Ciudad Rodrigo al día

 

Arde por completo de madrugada la Bibliocaseta

Se trata de la segunda vez que este espacio abierto a la cultura es pasto de las llamas

Como ya ocurrió en noviembre de 2016 (apenas medio año después de su apertura con motivo del Día del Libro de aquel año), y esta vez incluso con mayor gravedad, la Bibliocaseta creada por el Centro Social Aldea en uno de los antiguos kioscos situados en la entrada al Parque de La Glorieta de Ciudad Rodrigo por la zona del Monumento al Garrochista, fue incendiada en la madrugada del jueves al viernes, quedando de nuevo totalmente destruidos los libros que había en su interior.
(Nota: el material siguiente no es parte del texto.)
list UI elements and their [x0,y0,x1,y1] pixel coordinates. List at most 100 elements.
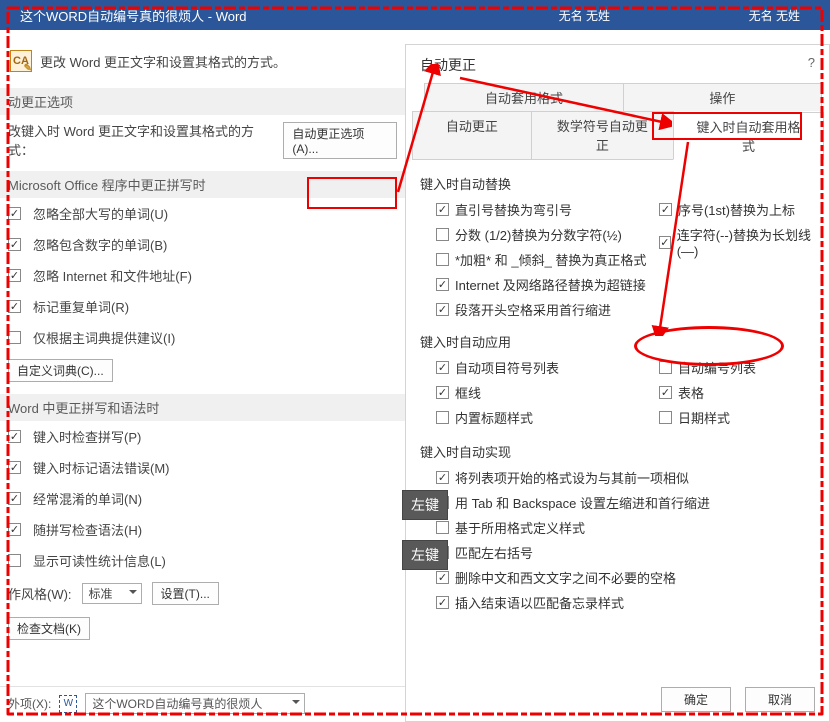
cb-hyphens-dash[interactable]: 连字符(--)替换为长划线(—) [659,222,815,262]
checkbox-icon[interactable] [436,411,449,424]
label: 用 Tab 和 Backspace 设置左缩进和首行缩进 [455,493,710,512]
label: 直引号替换为弯引号 [455,200,572,219]
label: 分数 (1/2)替换为分数字符(½) [455,225,622,244]
cb-ignore-numbers[interactable]: 忽略包含数字的单词(B) [0,229,405,260]
cb-auto-number-list[interactable]: 自动编号列表 [659,355,815,380]
writing-style-select[interactable]: 标准 [82,583,142,604]
label: 插入结束语以匹配备忘录样式 [455,593,624,612]
checkbox-icon[interactable] [8,238,21,251]
exceptions-doc-select[interactable]: 这个WORD自动编号真的很烦人 [85,693,305,714]
cb-check-spelling[interactable]: 键入时检查拼写(P) [0,421,405,452]
tab-autocorrect[interactable]: 自动更正 [412,111,532,159]
checkbox-icon[interactable] [436,596,449,609]
cb-check-grammar[interactable]: 随拼写检查语法(H) [0,514,405,545]
cb-delete-space-cjk[interactable]: 删除中文和西文文字之间不必要的空格 [436,565,815,590]
cb-auto-bullet-list[interactable]: 自动项目符号列表 [436,355,659,380]
exceptions-row: 外项(X): W 这个WORD自动编号真的很烦人 [0,686,405,714]
label: 日期样式 [678,408,730,427]
label: 内置标题样式 [455,408,533,427]
checkbox-icon[interactable] [436,278,449,291]
dialog-body: 键入时自动替换 直引号替换为弯引号 分数 (1/2)替换为分数字符(½) *加粗… [406,160,829,720]
checkbox-icon[interactable] [436,203,449,216]
checkbox-icon[interactable] [436,571,449,584]
cb-straight-quotes[interactable]: 直引号替换为弯引号 [436,197,659,222]
custom-dictionaries-button[interactable]: 自定义词典(C)... [8,359,113,382]
label: 自动项目符号列表 [455,358,559,377]
proofing-header-text: 更改 Word 更正文字和设置其格式的方式。 [40,52,286,71]
cb-date-style[interactable]: 日期样式 [659,405,815,430]
cb-list-format[interactable]: 将列表项开始的格式设为与其前一项相似 [436,465,815,490]
checkbox-icon[interactable] [8,554,21,567]
dialog-buttons: 确定 取消 [661,687,815,712]
ok-button[interactable]: 确定 [661,687,731,712]
tab-autoformat[interactable]: 自动套用格式 [424,83,623,111]
cb-tables[interactable]: 表格 [659,380,815,405]
label: 标记重复单词(R) [33,297,129,316]
label: 删除中文和西文文字之间不必要的空格 [455,568,676,587]
cb-memo-closing[interactable]: 插入结束语以匹配备忘录样式 [436,590,815,615]
help-icon[interactable]: ? [808,55,815,70]
recheck-document-button[interactable]: 检查文档(K) [8,617,90,640]
checkbox-icon[interactable] [436,471,449,484]
cb-ignore-uppercase[interactable]: 忽略全部大写的单词(U) [0,198,405,229]
cb-confused-words[interactable]: 经常混淆的单词(N) [0,483,405,514]
tab-autoformat-as-you-type[interactable]: 键入时自动套用格式 [673,112,824,160]
checkbox-icon[interactable] [436,361,449,374]
checkbox-icon[interactable] [8,331,21,344]
user-name-1[interactable]: 无名 无姓 [559,7,610,24]
checkbox-icon[interactable] [659,203,672,216]
cb-internet-links[interactable]: Internet 及网络路径替换为超链接 [436,272,659,297]
label: 框线 [455,383,481,402]
cb-readability-stats[interactable]: 显示可读性统计信息(L) [0,545,405,576]
checkbox-icon[interactable] [659,236,671,249]
checkbox-icon[interactable] [8,492,21,505]
cb-mark-grammar[interactable]: 键入时标记语法错误(M) [0,452,405,483]
cb-main-dict-only[interactable]: 仅根据主词典提供建议(I) [0,322,405,353]
label: 键入时标记语法错误(M) [33,458,170,477]
checkbox-icon[interactable] [436,303,449,316]
label: 显示可读性统计信息(L) [33,551,166,570]
checkbox-icon[interactable] [659,411,672,424]
cb-match-brackets[interactable]: 匹配左右括号 [436,540,815,565]
checkbox-icon[interactable] [8,523,21,536]
cb-border-lines[interactable]: 框线 [436,380,659,405]
label: 匹配左右括号 [455,543,533,562]
checkbox-icon[interactable] [659,361,672,374]
checkbox-icon[interactable] [8,300,21,313]
label: 键入时检查拼写(P) [33,427,141,446]
tab-actions[interactable]: 操作 [623,83,822,111]
dialog-title: 自动更正 [406,45,829,83]
checkbox-icon[interactable] [436,253,449,266]
checkbox-icon[interactable] [8,430,21,443]
autocorrect-row: 改键入时 Word 更正文字和设置其格式的方式： 自动更正选项(A)... [0,115,405,165]
word-doc-icon: W [59,695,77,713]
cb-tab-backspace-indent[interactable]: 用 Tab 和 Backspace 设置左缩进和首行缩进 [436,490,815,515]
cb-ignore-internet[interactable]: 忽略 Internet 和文件地址(F) [0,260,405,291]
checkbox-icon[interactable] [436,228,449,241]
checkbox-icon[interactable] [8,269,21,282]
cb-fractions[interactable]: 分数 (1/2)替换为分数字符(½) [436,222,659,247]
checkbox-icon[interactable] [436,521,449,534]
cb-bold-italic[interactable]: *加粗* 和 _倾斜_ 替换为真正格式 [436,247,659,272]
sec-apply-heading: 键入时自动应用 [420,332,815,351]
cb-define-styles[interactable]: 基于所用格式定义样式 [436,515,815,540]
checkbox-icon[interactable] [8,461,21,474]
checkbox-icon[interactable] [436,386,449,399]
autocorrect-options-button[interactable]: 自动更正选项(A)... [283,122,397,159]
user-name-2[interactable]: 无名 无姓 [749,7,800,24]
autocorrect-row-label: 改键入时 Word 更正文字和设置其格式的方式： [8,121,273,159]
writing-style-settings-button[interactable]: 设置(T)... [152,582,219,605]
cb-ordinal-superscript[interactable]: 序号(1st)替换为上标 [659,197,815,222]
checkbox-icon[interactable] [8,207,21,220]
cb-flag-repeated[interactable]: 标记重复单词(R) [0,291,405,322]
label: Internet 及网络路径替换为超链接 [455,275,646,294]
label: 忽略包含数字的单词(B) [33,235,167,254]
cb-first-line-indent[interactable]: 段落开头空格采用首行缩进 [436,297,659,322]
options-pane: CA 更改 Word 更正文字和设置其格式的方式。 动更正选项 改键入时 Wor… [0,30,405,722]
cancel-button[interactable]: 取消 [745,687,815,712]
cb-heading-styles[interactable]: 内置标题样式 [436,405,659,430]
tab-math-autocorrect[interactable]: 数学符号自动更正 [531,111,674,159]
sec-replace-heading: 键入时自动替换 [420,174,815,193]
label: *加粗* 和 _倾斜_ 替换为真正格式 [455,250,646,269]
checkbox-icon[interactable] [659,386,672,399]
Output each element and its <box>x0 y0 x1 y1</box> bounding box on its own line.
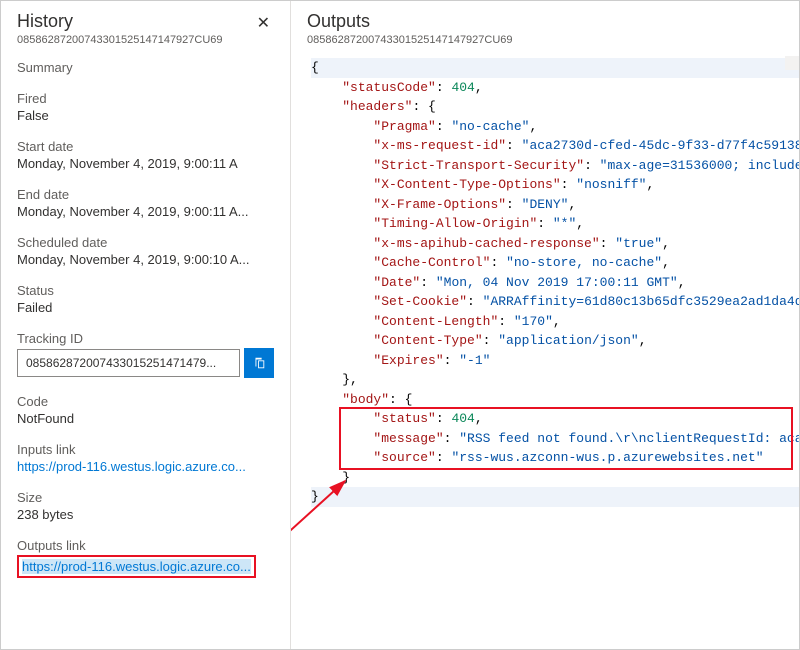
close-icon[interactable]: ✕ <box>253 11 274 35</box>
scheduled-date-value: Monday, November 4, 2019, 9:00:10 A... <box>17 252 274 267</box>
end-date-value: Monday, November 4, 2019, 9:00:11 A... <box>17 204 274 219</box>
outputs-panel: Outputs 08586287200743301525147147927CU6… <box>291 1 799 649</box>
scheduled-date-label: Scheduled date <box>17 235 274 250</box>
outputs-link-label: Outputs link <box>17 538 274 553</box>
start-date-label: Start date <box>17 139 274 154</box>
outputs-title: Outputs <box>307 11 513 32</box>
history-title: History <box>17 11 223 32</box>
body-highlight-box <box>339 407 793 470</box>
status-label: Status <box>17 283 274 298</box>
outputs-link[interactable]: https://prod-116.westus.logic.azure.co..… <box>22 559 251 574</box>
start-date-value: Monday, November 4, 2019, 9:00:11 A <box>17 156 274 171</box>
history-run-id: 08586287200743301525147147927CU69 <box>17 34 223 46</box>
code-label: Code <box>17 394 274 409</box>
json-viewer[interactable]: { "statusCode": 404, "headers": { "Pragm… <box>307 56 799 639</box>
copy-button[interactable] <box>244 348 274 378</box>
inputs-link[interactable]: https://prod-116.westus.logic.azure.co..… <box>17 459 274 474</box>
fired-value: False <box>17 108 274 123</box>
fired-label: Fired <box>17 91 274 106</box>
size-value: 238 bytes <box>17 507 274 522</box>
history-panel: History 08586287200743301525147147927CU6… <box>1 1 291 649</box>
status-value: Failed <box>17 300 274 315</box>
summary-label: Summary <box>17 60 274 75</box>
size-label: Size <box>17 490 274 505</box>
tracking-id-input[interactable]: 085862872007433015251471479... <box>17 349 240 377</box>
inputs-link-label: Inputs link <box>17 442 274 457</box>
tracking-id-label: Tracking ID <box>17 331 274 346</box>
outputs-link-highlight: https://prod-116.westus.logic.azure.co..… <box>17 555 256 578</box>
scrollbar-corner <box>785 56 799 70</box>
outputs-run-id: 08586287200743301525147147927CU69 <box>307 34 513 46</box>
code-value: NotFound <box>17 411 274 426</box>
end-date-label: End date <box>17 187 274 202</box>
copy-icon <box>252 356 266 370</box>
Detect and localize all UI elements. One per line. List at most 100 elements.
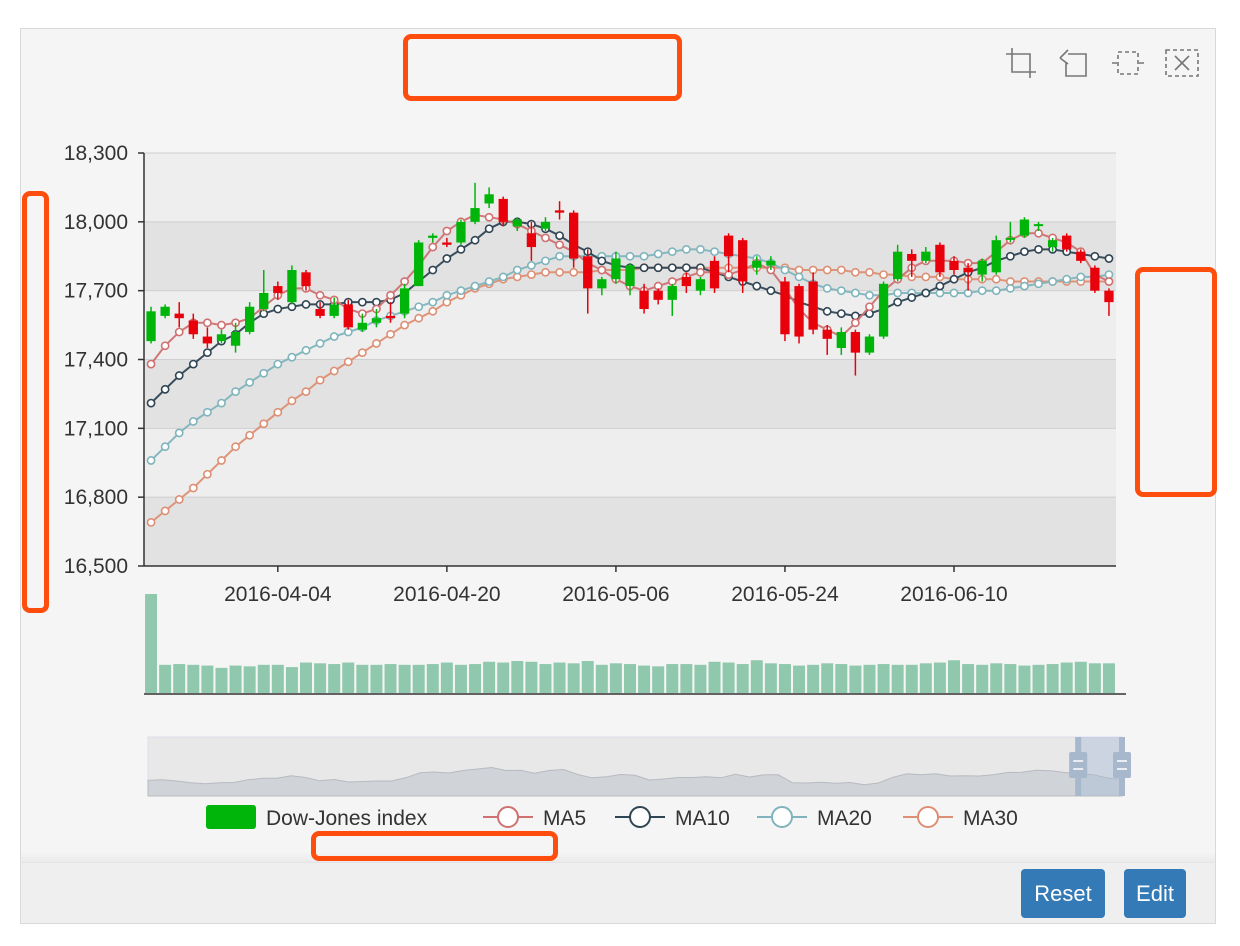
volume-bar [750, 660, 763, 693]
volume-bar [356, 664, 369, 693]
candle-body [498, 198, 508, 222]
ma10-point [174, 371, 184, 380]
volume-bar [905, 664, 918, 693]
volume-bar [525, 661, 538, 693]
ma30-point [879, 270, 888, 280]
volume-bar [497, 662, 510, 693]
ma10-point [597, 256, 607, 266]
zoom-handle-grip [1113, 752, 1131, 778]
annotation-box-legend [311, 831, 558, 861]
ma20-point [301, 345, 311, 355]
volume-bar [793, 665, 806, 693]
grid-band [144, 153, 1116, 222]
candle-body [738, 240, 748, 282]
candle-body [540, 221, 551, 229]
zoom-area-icon[interactable] [1006, 48, 1036, 78]
ma30-point [921, 272, 931, 282]
legend-symbol [917, 806, 939, 828]
ma10-point [1005, 251, 1015, 261]
ma20-point [202, 407, 212, 417]
candle-body [315, 309, 325, 316]
ma10-point [188, 359, 198, 369]
ma30-point [414, 313, 424, 323]
candle-body [385, 315, 396, 319]
candle-body [709, 260, 720, 289]
ma5-point [160, 341, 170, 351]
ma20-point [160, 442, 170, 452]
ma10-point [639, 263, 649, 273]
ma5-point [696, 267, 705, 277]
volume-bar [849, 665, 862, 693]
ma30-point [555, 267, 564, 277]
candle-body [287, 270, 297, 303]
candle-body [1090, 267, 1100, 291]
ma20-point [541, 256, 550, 266]
volume-bar [285, 667, 298, 693]
ma20-point [315, 339, 325, 348]
candle-body [1047, 240, 1058, 248]
volume-bar [680, 664, 693, 693]
edit-button[interactable]: Edit [1124, 869, 1186, 918]
candle-body [963, 267, 973, 273]
legend-label: MA10 [675, 807, 730, 830]
volume-bar [919, 663, 932, 693]
x-tick-label: 2016-04-20 [393, 583, 500, 606]
candle-body [836, 331, 846, 349]
zoom-back-icon[interactable] [1059, 49, 1087, 77]
volume-bar [243, 666, 256, 693]
y-tick-label: 16,800 [64, 486, 128, 509]
candle-body [1005, 237, 1015, 240]
ma20-point [625, 251, 635, 261]
ma10-point [428, 265, 438, 275]
candle-body [428, 235, 438, 238]
volume-bar [778, 664, 791, 693]
brush-clear-icon[interactable] [1165, 49, 1199, 77]
volume-bar [863, 664, 876, 693]
volume-bar [511, 661, 524, 693]
volume-bar [271, 664, 284, 693]
brush-rect-icon[interactable] [1112, 51, 1144, 75]
volume-bar [539, 664, 552, 693]
ma5-point [484, 212, 494, 222]
volume-bar [187, 664, 200, 693]
ma10-point [1020, 247, 1029, 257]
data-zoom-slider[interactable] [147, 736, 1131, 797]
legend: Dow-Jones index MA5 MA10 MA20 MA30 [206, 805, 1018, 830]
candle-body [977, 260, 987, 275]
volume-bar [891, 664, 904, 693]
candle-body [921, 251, 931, 261]
ma5-point [555, 240, 564, 250]
y-tick-label: 18,000 [64, 211, 128, 234]
candle-body [878, 283, 889, 337]
legend-label: MA20 [817, 807, 872, 830]
candle-body [414, 242, 424, 287]
ma20-point [188, 417, 198, 426]
candle-body [343, 304, 353, 328]
volume-bar [215, 667, 228, 693]
annotation-box-right [1135, 267, 1217, 497]
grid-band [144, 428, 1116, 498]
ma10-point [1034, 244, 1043, 254]
reset-button[interactable]: Reset [1021, 869, 1105, 918]
ma10-point [667, 263, 677, 273]
volume-bar [976, 664, 989, 693]
ma20-point [1076, 272, 1086, 282]
ma30-point [850, 267, 860, 277]
ma10-point [836, 309, 846, 319]
volume-bar [173, 664, 186, 693]
volume-bar [1032, 664, 1045, 693]
volume-bar [553, 662, 566, 693]
volume-bar [962, 664, 975, 693]
ma5-point [217, 320, 226, 330]
ma10-point [484, 224, 494, 234]
ma10-point [357, 297, 367, 307]
ma20-point [526, 261, 536, 270]
candle-body [526, 233, 537, 248]
ma20-point [696, 244, 705, 254]
volume-bar [708, 661, 721, 693]
volume-bar [300, 662, 312, 693]
candle-body [935, 244, 945, 273]
volume-bar [483, 661, 496, 693]
ma20-point [850, 288, 860, 298]
candle-body [357, 322, 367, 330]
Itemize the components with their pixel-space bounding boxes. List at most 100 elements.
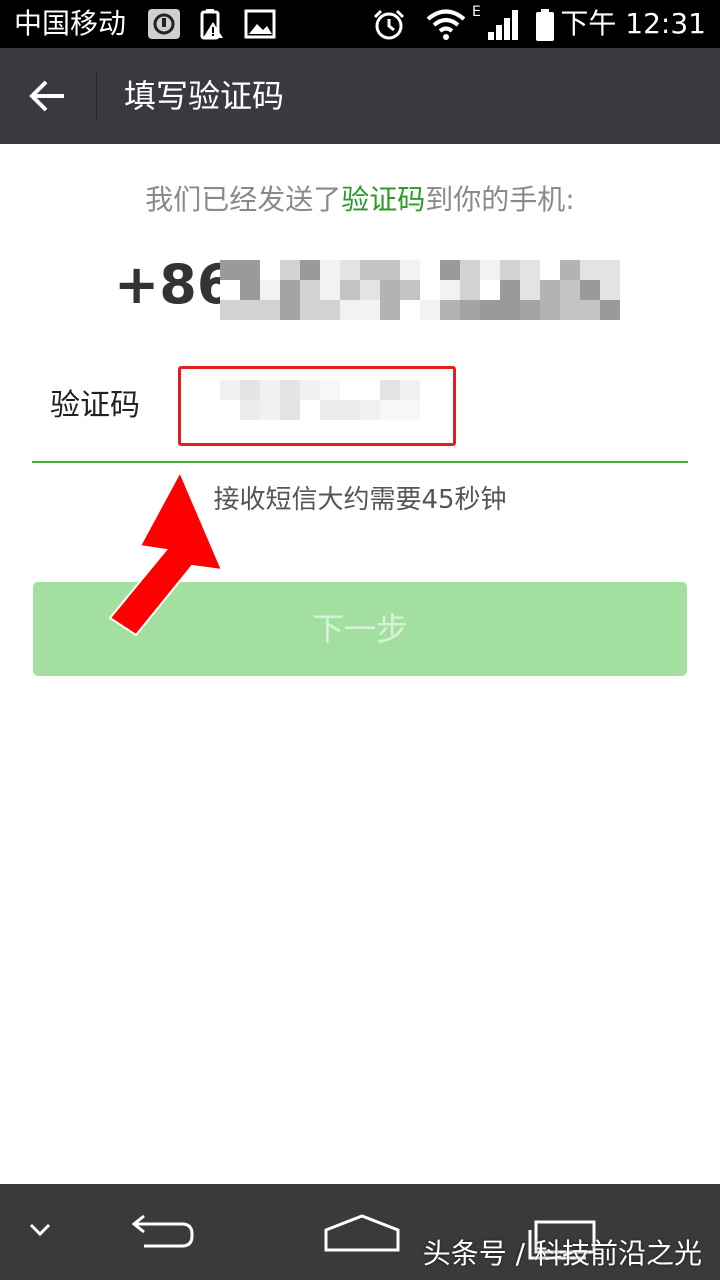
country-code: +86: [114, 253, 235, 316]
mosaic-cell: [220, 280, 240, 300]
mosaic-cell: [460, 300, 480, 320]
mosaic-cell: [380, 280, 400, 300]
mosaic-cell: [400, 380, 420, 400]
title-bar: 填写验证码: [0, 48, 720, 144]
mosaic-cell: [320, 300, 340, 320]
sent-message: 我们已经发送了验证码到你的手机:: [0, 178, 720, 222]
mosaic-cell: [500, 280, 520, 300]
mosaic-cell: [480, 260, 500, 280]
sent-highlight: 验证码: [341, 183, 426, 216]
sent-suffix: 到你的手机:: [425, 183, 575, 216]
annotation-arrow-icon: [108, 470, 224, 637]
mosaic-cell: [240, 380, 260, 400]
mosaic-cell: [220, 400, 240, 420]
mosaic-cell: [600, 260, 620, 280]
mosaic-cell: [480, 280, 500, 300]
mosaic-cell: [600, 280, 620, 300]
battery-icon: [536, 9, 554, 41]
mosaic-cell: [400, 400, 420, 420]
mosaic-cell: [220, 380, 240, 400]
phone-number-mosaic: [220, 260, 620, 320]
mosaic-cell: [440, 280, 460, 300]
mosaic-cell: [260, 280, 280, 300]
page-title: 填写验证码: [124, 77, 285, 115]
mosaic-cell: [560, 300, 580, 320]
alarm-icon: [373, 9, 405, 40]
mosaic-cell: [280, 380, 300, 400]
mosaic-cell: [280, 260, 300, 280]
mosaic-cell: [240, 300, 260, 320]
mosaic-cell: [420, 260, 440, 280]
mosaic-cell: [240, 400, 260, 420]
mosaic-cell: [340, 400, 360, 420]
mosaic-cell: [400, 300, 420, 320]
back-button[interactable]: [20, 70, 76, 122]
mosaic-cell: [260, 380, 280, 400]
code-value-mosaic: [220, 380, 420, 420]
clock: 下午 12:31: [560, 7, 706, 40]
mosaic-cell: [360, 280, 380, 300]
mosaic-cell: [520, 280, 540, 300]
status-bar: 中国移动 E 下午 12:31: [0, 0, 720, 48]
mosaic-cell: [260, 300, 280, 320]
mosaic-cell: [240, 280, 260, 300]
mosaic-cell: [340, 300, 360, 320]
mosaic-cell: [280, 300, 300, 320]
network-type-label: E: [472, 4, 481, 20]
mosaic-cell: [460, 260, 480, 280]
carrier-name: 中国移动: [14, 7, 127, 40]
mosaic-cell: [360, 300, 380, 320]
code-input-underline: [32, 461, 688, 463]
mosaic-cell: [480, 300, 500, 320]
mosaic-cell: [580, 260, 600, 280]
mosaic-cell: [260, 260, 280, 280]
mosaic-cell: [320, 280, 340, 300]
mosaic-cell: [220, 300, 240, 320]
mosaic-cell: [400, 280, 420, 300]
watermark: 头条号 / 科技前沿之光: [422, 1237, 702, 1270]
mosaic-cell: [500, 300, 520, 320]
sent-prefix: 我们已经发送了: [145, 183, 342, 216]
back-icon[interactable]: [124, 1214, 196, 1254]
mosaic-cell: [600, 300, 620, 320]
mosaic-cell: [420, 280, 440, 300]
mosaic-cell: [380, 260, 400, 280]
home-icon[interactable]: [322, 1212, 402, 1256]
mosaic-cell: [560, 280, 580, 300]
mosaic-cell: [500, 260, 520, 280]
mosaic-cell: [240, 260, 260, 280]
mosaic-cell: [580, 300, 600, 320]
mosaic-cell: [380, 380, 400, 400]
mosaic-cell: [300, 260, 320, 280]
mosaic-cell: [300, 300, 320, 320]
mosaic-cell: [320, 380, 340, 400]
mosaic-cell: [360, 260, 380, 280]
code-label: 验证码: [50, 388, 140, 423]
mosaic-cell: [440, 260, 460, 280]
mosaic-cell: [320, 260, 340, 280]
mosaic-cell: [440, 300, 460, 320]
mosaic-cell: [520, 300, 540, 320]
back-arrow-icon: [29, 80, 64, 112]
mosaic-cell: [580, 280, 600, 300]
chevron-down-icon[interactable]: [28, 1220, 52, 1240]
mosaic-cell: [280, 280, 300, 300]
key-icon: [148, 9, 180, 39]
mosaic-cell: [380, 400, 400, 420]
mosaic-cell: [560, 260, 580, 280]
mosaic-cell: [540, 260, 560, 280]
mosaic-cell: [300, 400, 320, 420]
title-divider: [96, 72, 97, 120]
mosaic-cell: [340, 380, 360, 400]
mosaic-cell: [280, 400, 300, 420]
mosaic-cell: [360, 400, 380, 420]
mosaic-cell: [300, 280, 320, 300]
mosaic-cell: [360, 380, 380, 400]
mosaic-cell: [220, 260, 240, 280]
wifi-icon: [426, 9, 466, 40]
mosaic-cell: [340, 280, 360, 300]
mosaic-cell: [320, 400, 340, 420]
mosaic-cell: [340, 260, 360, 280]
mosaic-cell: [520, 260, 540, 280]
battery-alert-icon: [200, 9, 223, 40]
El suceso ocurrió minutos antes de las 6 de la mañana, siendo un ciudadano el primero que vio las llamas en el lugar, poniéndose en contacto telefónicamente con la Guardia Civil, que a su vez dio aviso a los Bomberos de Ciudad Rodrigo, que movilizaron dos dotaciones para apagar el fuego. Como se puede ver en las imágenes, el fuego afectó a todo el interior de la Bibliocaseta, que por cierto últimamente presentaba un aspecto muy descuidado, con casi todos los libros tirados por el suelo, al permanecer cerrada al acceso de público desde que estalló la pandemia.

Las llamas de la última madrugada han afectado a los libros, a las baldas distribuidas por el espacio, y a las paredes interiores, así como a las ventanas y a la puerta. Hasta la Bibliocaseta también se acercó en el momento del incendio la patrulla de servicio de la Policía Local (cuya sede está justo al lado) y una de la Guardia Civil (cuyo Cuartel tampoco está demasiado lejos).

La entidad responsable de la Bibliocaseta, el Centro Social Aldea, emitió un comunicado en la mañana del viernes para condenar “el ataque de intolerancia”, exponiendo que “los corazones de quienes impulsamos este proyecto” están, al igual que cuando fue incendiada en 2016, colmados de “cenizas, oscuridad, dolor y un sentimiento de rabia e impotencia”, considerando que los ataques a la cultura “lo son también a la razón; son una muestra de intolerancia en su máxima expresión y muestra de una deriva social alarmante que debería hacernos reaccionar”.


El CSA Aldea recuerda que, tras el primer incendio, “recibimos el cariño y el abrazo de todo el pueblo de Ciudad Rodrigo, que ya había hecho suyos el espacio, su contenido y su significado”, y como “somos conscientes de que el pueblo de Ciudad Rodrigo sigue queriendo un espacio como éste, vivo, abierto, dinámico y plural”, ya preparan su vuelta a la vida.

En este sentido, anuncian que “seguiremos con el empeño de que nuestra biblioteca no tenga llaves que la clausuren y la aparten de nuestro día a día, porque no hay mechero que queme nuestros sueños”, avanzando que como ya ocurrió en noviembre de 2016, esperarán con tranquilidad a que “los restos del desastre sean retirados”, y “comenzaremos las gestiones necesarias para su reapertura”.